Si existen deudas la sociedad no podrá disolverse, y nos obligaría a presentar concurso de acreedores. La Ley Concursal entiende la insolvencia del deudor como la imposibilidad de hacer frente a los pagos, aunque tenga patrimonio, si no se dispone de liquidez suficiente para pagar las deudas. Existe la posibilidad de presentar el conocido como preconcurso de acreedores, que mediante solicitud al Juzgado de lo Mercantil, concede un plazo de 3 meses para refinanciación de la deuda y buscar un acuerdo con los acreedores, normalmente mediante una quita y/o espera.

Los artículos del 360 al 400 del Real Decreto Legislativo 1/2010, de 2 de julio, por el que se aprueba el texto refundido de la Ley de Sociedades de Capital, establece todo lo relativo a la disolución y liquidación de sociedades, siendo causa de disolución de una sociedad de capital:
a) Por el cese en el ejercicio de la actividad o actividades que constituyan el objeto social. En particular, se entenderá que se ha producido el cese tras un período de inactividad superior a un año.
b) Por la conclusión de la empresa que constituya su objeto.
c) Por la imposibilidad manifiesta de conseguir el fin social.
d) Por la paralización de los órganos sociales de modo que resulte imposible su funcionamiento.
e) Por pérdidas que dejen reducido el patrimonio neto a una cantidad inferior a la mitad del capital social, a no ser que éste se aumente o se reduzca en la medida suficiente, y siempre que no sea procedente solicitar la declaración de concurso.
f) Por reducción del capital social por debajo del mínimo legal, que no sea consecuencia del cumplimiento de una ley.
g) Porque el valor nominal de las participaciones sociales sin voto o de las acciones sin voto excediera de la mitad del capital social desembolsado y no se restableciera la proporción en el plazo de dos años.
h) Por cualquier otra causa establecida en los estatutos.

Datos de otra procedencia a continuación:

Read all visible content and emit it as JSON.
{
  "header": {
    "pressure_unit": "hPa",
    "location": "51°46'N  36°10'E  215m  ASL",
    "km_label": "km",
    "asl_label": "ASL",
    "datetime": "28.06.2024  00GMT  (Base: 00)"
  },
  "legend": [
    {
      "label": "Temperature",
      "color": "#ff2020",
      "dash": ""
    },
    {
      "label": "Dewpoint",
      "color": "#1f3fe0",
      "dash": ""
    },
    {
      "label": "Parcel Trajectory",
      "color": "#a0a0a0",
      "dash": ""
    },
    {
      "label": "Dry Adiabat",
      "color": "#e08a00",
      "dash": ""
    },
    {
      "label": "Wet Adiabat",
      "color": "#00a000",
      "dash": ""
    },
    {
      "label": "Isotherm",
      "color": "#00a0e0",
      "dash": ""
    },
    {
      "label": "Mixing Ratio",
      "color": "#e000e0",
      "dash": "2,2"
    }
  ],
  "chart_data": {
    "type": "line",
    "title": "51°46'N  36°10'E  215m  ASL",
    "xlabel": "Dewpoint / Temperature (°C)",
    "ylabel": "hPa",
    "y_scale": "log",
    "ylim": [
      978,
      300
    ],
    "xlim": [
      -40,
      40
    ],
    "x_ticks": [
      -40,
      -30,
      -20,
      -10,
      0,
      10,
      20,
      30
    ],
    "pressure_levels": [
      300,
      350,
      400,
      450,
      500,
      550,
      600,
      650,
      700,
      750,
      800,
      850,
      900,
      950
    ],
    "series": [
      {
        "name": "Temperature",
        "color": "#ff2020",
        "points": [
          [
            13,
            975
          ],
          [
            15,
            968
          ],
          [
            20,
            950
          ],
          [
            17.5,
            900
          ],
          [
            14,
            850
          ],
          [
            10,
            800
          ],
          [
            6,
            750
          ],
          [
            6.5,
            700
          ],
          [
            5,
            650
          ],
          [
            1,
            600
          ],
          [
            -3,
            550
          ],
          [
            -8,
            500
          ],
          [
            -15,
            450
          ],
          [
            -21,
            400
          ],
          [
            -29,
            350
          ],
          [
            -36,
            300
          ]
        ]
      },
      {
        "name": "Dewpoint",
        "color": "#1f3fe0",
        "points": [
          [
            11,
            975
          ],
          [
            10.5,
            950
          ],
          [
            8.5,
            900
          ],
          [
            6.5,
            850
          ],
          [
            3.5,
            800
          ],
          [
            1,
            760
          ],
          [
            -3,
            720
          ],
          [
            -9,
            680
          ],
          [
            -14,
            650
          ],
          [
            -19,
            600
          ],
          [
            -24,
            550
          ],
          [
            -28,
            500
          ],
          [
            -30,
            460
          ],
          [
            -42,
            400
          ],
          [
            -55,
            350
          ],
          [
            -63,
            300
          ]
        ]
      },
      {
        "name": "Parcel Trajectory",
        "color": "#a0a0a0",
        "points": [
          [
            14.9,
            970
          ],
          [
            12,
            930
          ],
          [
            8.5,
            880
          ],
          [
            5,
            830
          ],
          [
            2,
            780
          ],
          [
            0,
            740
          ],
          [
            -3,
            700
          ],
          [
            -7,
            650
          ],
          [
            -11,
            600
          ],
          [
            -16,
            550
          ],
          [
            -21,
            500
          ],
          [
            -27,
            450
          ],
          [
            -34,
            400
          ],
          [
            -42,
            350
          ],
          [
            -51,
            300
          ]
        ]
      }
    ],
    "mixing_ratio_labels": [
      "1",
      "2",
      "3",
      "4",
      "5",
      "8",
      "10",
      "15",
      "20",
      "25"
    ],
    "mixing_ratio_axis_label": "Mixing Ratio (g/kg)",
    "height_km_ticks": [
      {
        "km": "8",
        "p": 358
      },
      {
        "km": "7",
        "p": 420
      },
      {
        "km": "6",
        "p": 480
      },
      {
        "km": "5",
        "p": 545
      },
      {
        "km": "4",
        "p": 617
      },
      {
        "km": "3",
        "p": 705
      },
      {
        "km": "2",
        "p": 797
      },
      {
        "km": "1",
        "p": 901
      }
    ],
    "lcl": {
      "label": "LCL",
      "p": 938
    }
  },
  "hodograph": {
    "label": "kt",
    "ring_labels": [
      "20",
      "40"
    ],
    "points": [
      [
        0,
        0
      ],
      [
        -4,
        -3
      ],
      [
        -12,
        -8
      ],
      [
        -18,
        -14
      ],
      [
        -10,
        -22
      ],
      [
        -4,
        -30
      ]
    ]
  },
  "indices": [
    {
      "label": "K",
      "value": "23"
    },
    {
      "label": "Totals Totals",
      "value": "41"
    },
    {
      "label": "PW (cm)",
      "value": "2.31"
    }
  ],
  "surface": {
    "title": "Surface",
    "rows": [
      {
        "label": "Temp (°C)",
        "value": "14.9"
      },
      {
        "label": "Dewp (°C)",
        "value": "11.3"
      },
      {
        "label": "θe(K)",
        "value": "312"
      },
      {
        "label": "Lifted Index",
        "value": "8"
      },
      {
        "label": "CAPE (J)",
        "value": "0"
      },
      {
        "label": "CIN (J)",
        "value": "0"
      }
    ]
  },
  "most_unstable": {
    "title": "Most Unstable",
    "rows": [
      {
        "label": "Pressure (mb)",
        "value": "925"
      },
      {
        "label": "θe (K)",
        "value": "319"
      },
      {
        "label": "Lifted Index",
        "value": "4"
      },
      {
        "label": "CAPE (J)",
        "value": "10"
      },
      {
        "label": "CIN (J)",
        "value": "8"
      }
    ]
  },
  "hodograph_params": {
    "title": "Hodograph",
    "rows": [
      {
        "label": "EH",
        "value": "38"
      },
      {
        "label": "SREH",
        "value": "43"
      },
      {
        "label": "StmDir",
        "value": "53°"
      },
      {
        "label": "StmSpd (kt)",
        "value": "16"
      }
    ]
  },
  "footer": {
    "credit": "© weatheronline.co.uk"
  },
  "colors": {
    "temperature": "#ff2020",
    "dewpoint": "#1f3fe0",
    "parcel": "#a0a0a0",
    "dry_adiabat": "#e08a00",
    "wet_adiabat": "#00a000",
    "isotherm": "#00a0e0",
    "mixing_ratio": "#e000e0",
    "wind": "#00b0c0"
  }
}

Tras el acuerdo de disolución se abre el período de liquidación, nombrando liquidadores; y que en el caso de micropymes o pequeñas sociedades limitadas puede realizarse de forma simultánea, siempre que no sea necesario liquidar bienes de la sociedad, y no haya operaciones pendientes. Los socios aprobarán el balance final de liquidación y el informe de las operaciones realizadas, repartiendo el patrimonio resultante de la liquidación conforme a las normas que se hubiesen establecido en los estatutos o, en su defecto, a las fijadas por la junta general.
Finalmente los liquidadores otorgarán escritura pública de extinción de la sociedad, en el Notario y procederán a su inscripción en el Registro Mercantil.

Pero, lo más fácil y habitual es simplemente presentar en la Agencia Tributaria de forma presencial o desde la sede electrónica, el modelo 036 marcando la opción de cese de actividad y la fecha de la misma; y no hacer nada más, lo que supone un incumplimiento de funciones de los administradores de la sociedad, y con el riesgo que conlleva de un posible concurso de acreedores necesario que podría presentar alguno de nuestros acreedores para intentar cobrar la deuda existente, presumiendo la culpabilidad del administrador o consejo de administración, lo que nos lleva al pago de las deudas de la sociedad con los bienes particulares, incluso mediante el embargo preventivo.

El coste de la disolución y liquidación de una sociedad limitada, donde las cosas no fueron bien y los socios toman la decisión de forma consensuada y pacíficamente, se limitada a los gastos de escritura notarial de disolución y liquidación y los gastos de su inscripción en el Registro Mercantil, que para una micropyme podría rondar los 600 euros. Pero en la mayoría de los casos, todo se complica: Discrepancias entre socios, falta de convocatoria de la junta general, contabilidad con errores, lo que conlleva a la dificultad de preparar el balance de cierre, existencia de operaciones pendientes o venta necesaria de bienes de la sociedad para poder liquidarla.